Endings, Beginnings: 500 Days of Bummer, by Craig Schroeder

Endings, Beginnings is a mopey, tone-deaf slog that misunderstands its audience and its purpose. It’s like an entire set of Morrissey covers played on kazoo in the middle of a sports bar on Super Bowl Sunday. With a cast of beautiful people (including Shailene Woodley, Sebastian Stan, and Jamie Dornan), the film is an interminable look at a young woman’s tumultuous life post break-up, as she deals with past trauma, current crises, family, love, work, and art.

Taking place over roughly the course of a year, Endings, Beginnings starts around the Christmas season when Daphne (Woodley) breaks up with her long-term boyfriend (Matthew Gray Gubler, also beautiful) and moves in with her pregnant half-sister and her family. At a New Year’s Eve party she meets both Jack (Dornan) and Frank (Stan), two characters nearly indistinguishable from each other, save for the fact that one has a dog and a beard. Daphne begins casually dating each man without realizing they are close friends. And though the film  tries to deconstruct the double standards applied to women (i.e. how they should act following a break-up, dating multiple men, etc.), it also re-affirms prevailing patriarchal notions, most notably, creepy-ass dudes whose creepy-ass antics are played as cute or romantic. While Frank begins texting Daphne without ever being given her phone number, Jack raises his red flag even higher by showing up at her work after getting the intel from a mutual friend.
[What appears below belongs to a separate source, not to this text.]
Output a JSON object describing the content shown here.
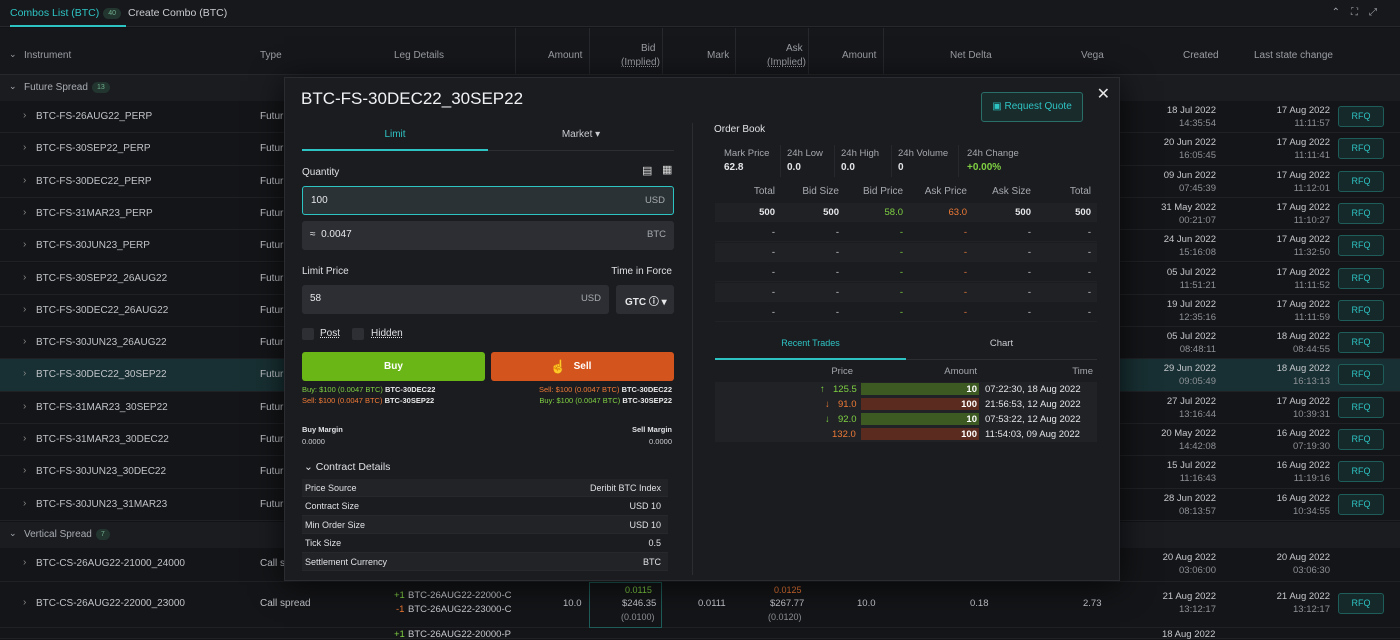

Co-written by Jardine Libaire and director Drake Doremus, Endings, Beginnings is a flimsy pastiche of angsty relationship dramas. Every romantic encounter is limp and stale, with characters speaking in ways that no one ever does. When Daphne first meets Frank, it is supposed to be a flirty chat about how devastatingly sad Daphne has become. This signal of pain and trauma should be seen as a moment of empathy, but Endings, Beginnings treats it as an adorable meet cute. And this early inability to translate Daphne’s emotional state from script to screen is a harbinger of larger troubles at work in the film. All of Daphne’s deep traumas—which aren’t ever fully explained but mostly revolve around a traumatic break-up and a tumultuous relationship with her mother—are played like character quirks, meant as short-hand for her state of mind but never explored.

Endings, Beginnings is also just kind of grating—and not only because of the film’s obnoxious needle-drop soundtrack with over-the-counter guitar licks and melodramatic piano riffs that sound like they were written for car commercials. So much of the story is foisted upon the viewer, leaving little room for nuance. Kyra Sedgewick, playing the thankless role of friend/confidant, exists only as a springboard for Daphne to vomit up the film’s central themes (“One minute I’m having a panic attack and the next I’m high on the chaos” or “I don’t know how to say no, or how to stop, or be okay with what I have” are two of the lines that Sedgewick has to silently nod along to). But more than anything, Endings, Beginnings seems confused at what it wants to be, stuck somewhere between a romantic-comedy formula and an introspective character study that can’t ever find its footing. Though it leans more towards romance, all of the sensuality in the movie is stilted and prosaic. The sex scenes, meant to skew erotic, are blocked and shot in ways that feel voyeuristic and uncomfortable rather than romantic and sexy.

The most unfortunate part of Endings, Beginnings is the clear evidence of passion behind the project. It was written from a place of personal pain and experience. Unfortunately, when the cameras started to roll, that clear perspective was lost somewhere in the process and the result is a meandering film that simmers but never boils.